Download or read book More Than One Child written by Shen Yang and published by . This book was released on 2021-08-08 with total page 280 pages. Available in PDF, EPUB and Kindle. Book excerpt: 'I broke a law simply by being born.' In the late 1980s, Shen Yang was born during the fiercest years of China's One-Child Policy. As the second daughter of the family, she was a massive liability - an excess child, a product of illegal birth. From being raised by her grandparents in a remote village as soon as she was born, to being whisked away to her aunt's home in a distant faraway city, Shen Yang's existence was doomed to be shrouded in the utmost secrecy and silence. Armed with a false identity and ID card, she experienced years of neglect and humiliation from her aunt's volatile family who saw her as yet another burden to bear. On top of it all, it seemed her own biological parents had come to forget about her. In a riveting memoir, by turns witty and inspiring, Shen Yang bravely provides a vivid account of the family planning era in China, as she jots down her journey towards overcoming the limits of her upbringing and forging her own identity amidst the sorrows of her childhood. More than One Child is not only Shen Yang's story; it is the untold story of the enormous, yet invisible community of excess-birth children.
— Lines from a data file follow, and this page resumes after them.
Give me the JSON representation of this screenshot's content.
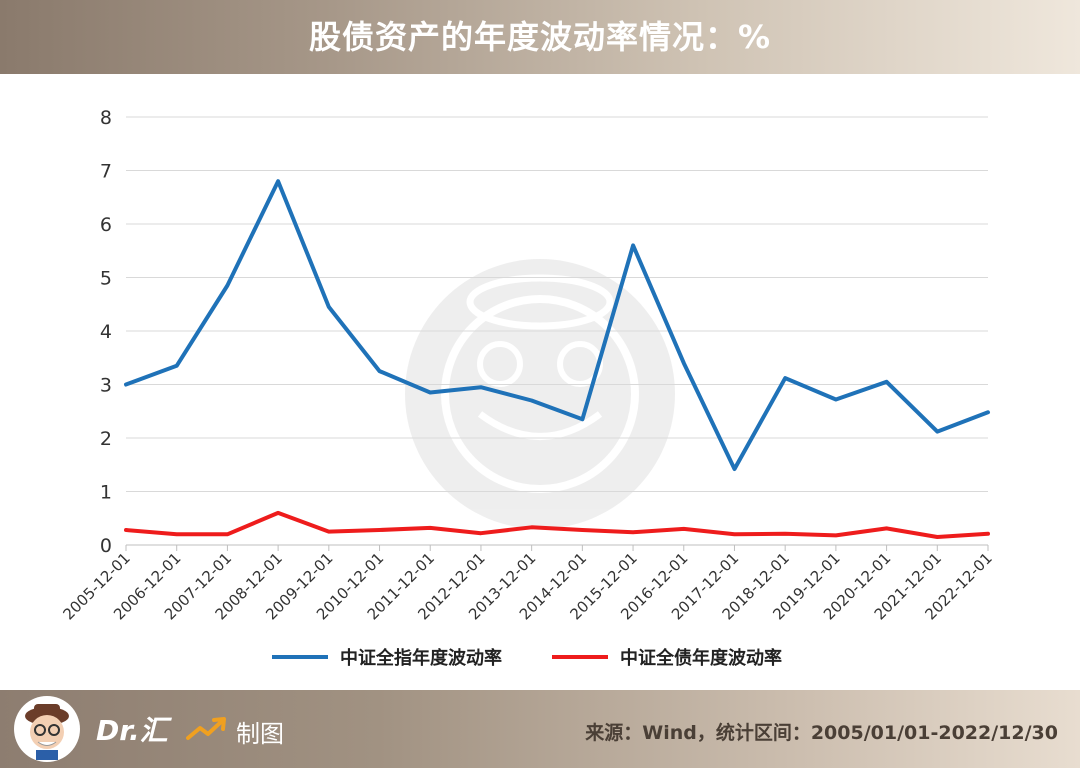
{
  "header": {
    "title": "股债资产的年度波动率情况：%"
  },
  "footer": {
    "brand": "Dr.汇",
    "brand_suffix": "制图",
    "source": "来源：Wind，统计区间：2005/01/01-2022/12/30"
  },
  "colors": {
    "series1": "#1f72b8",
    "series2": "#ee1c1c",
    "grid": "#d9d9d9",
    "axis": "#bfbfbf"
  },
  "chart_data": {
    "type": "line",
    "title": "股债资产的年度波动率情况：%",
    "xlabel": "",
    "ylabel": "",
    "ylim": [
      0,
      8
    ],
    "yticks": [
      "0",
      "1",
      "2",
      "3",
      "4",
      "5",
      "6",
      "7",
      "8"
    ],
    "grid": true,
    "legend": "bottom",
    "x": [
      "2005-12-01",
      "2006-12-01",
      "2007-12-01",
      "2008-12-01",
      "2009-12-01",
      "2010-12-01",
      "2011-12-01",
      "2012-12-01",
      "2013-12-01",
      "2014-12-01",
      "2015-12-01",
      "2016-12-01",
      "2017-12-01",
      "2018-12-01",
      "2019-12-01",
      "2020-12-01",
      "2021-12-01",
      "2022-12-01"
    ],
    "series": [
      {
        "name": "中证全指年度波动率",
        "values": [
          3.0,
          3.35,
          4.85,
          6.8,
          4.45,
          3.25,
          2.85,
          2.95,
          2.7,
          2.35,
          5.6,
          3.4,
          1.42,
          3.12,
          2.72,
          3.05,
          2.12,
          2.48
        ]
      },
      {
        "name": "中证全债年度波动率",
        "values": [
          0.28,
          0.2,
          0.2,
          0.6,
          0.25,
          0.28,
          0.32,
          0.22,
          0.33,
          0.28,
          0.24,
          0.3,
          0.2,
          0.21,
          0.18,
          0.31,
          0.15,
          0.21
        ]
      }
    ]
  }
}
And this book is Shen Yang's way of saying goodbye to her childhood, and goodbye to an era. 'This is the voice of China's Invisible Generation - vividly written, well balanced, brilliant, humorous and very sharp - it elicits a rollercoaster of emotions that breaks through the silence shrouding the lives of excess children born during the One-Child Policy.' --Xinran (Author of The Good Women of China, and The Promise: Love and Loss in Modern China) "The One-Child-per-Family policy was a tragedy forced upon China's mothers, children and their families. Finally, in this book, Shen Yang has dared to tell the truth, speaking out bravely about the experiences she lived through." --Ma Jian (Author of The Dark Road) "Now that the one-child policy has been relaxed, the stories of these illegal children will soon be a part of China's national collective memory. But to those who grew up tainted with this humiliation, the scars are permanent. One is Chinese writer Shen Yang, who wrote her story in part to extinguish the nightmares that still haunt her." --Vincent Ni, The Guardian
Download or read book Maybe One written by Bill McKibben and published by Simon and Schuster. This book was released on 2013-06-25 with total page 217 pages. Available in PDF, EPUB and Kindle. Book excerpt: From the groundbreaking, bestselling author of The End of Nature, a controversial and provocative book arguing that to help the planet we should begin to voluntarily limit our numbers. Bill McKibben's books and essays on our environment -- physical and spiritual -- have shaped and spurred debate since The End of Nature was published in 1989. Then, he sounded one of the earliest alarms about global warming; the decade of science since has proved his prescience. Now, in Maybe One, he takes on the most controversial of environmental problems -- population. We live in a unique and dangerous time, he asserts, when the planet's limits are being tested and voluntary reductions in American childbearing could make a crucial difference. The father of a single child himself, McKibben maintains that bringing one, and no more than one, child into this world will hurt neither your family nor our nation -- indeed, it can be an optimistic step toward the future. Maybe One is not just an environmental argument but a highly personal and philosophical one. McKibben cites new and extensive research about the developmental strengths of only children; he finds that single kids are not spoiled, weird, selfish, or asocial, but pretty much the same as everyone else. McKibben recognizes that the transition to a stable population size won't be easy or pain-free but ultimately is inevitable. Maybe One provides the basis for provocative, powerful thought and discussion that will influence our thinking for decades to come.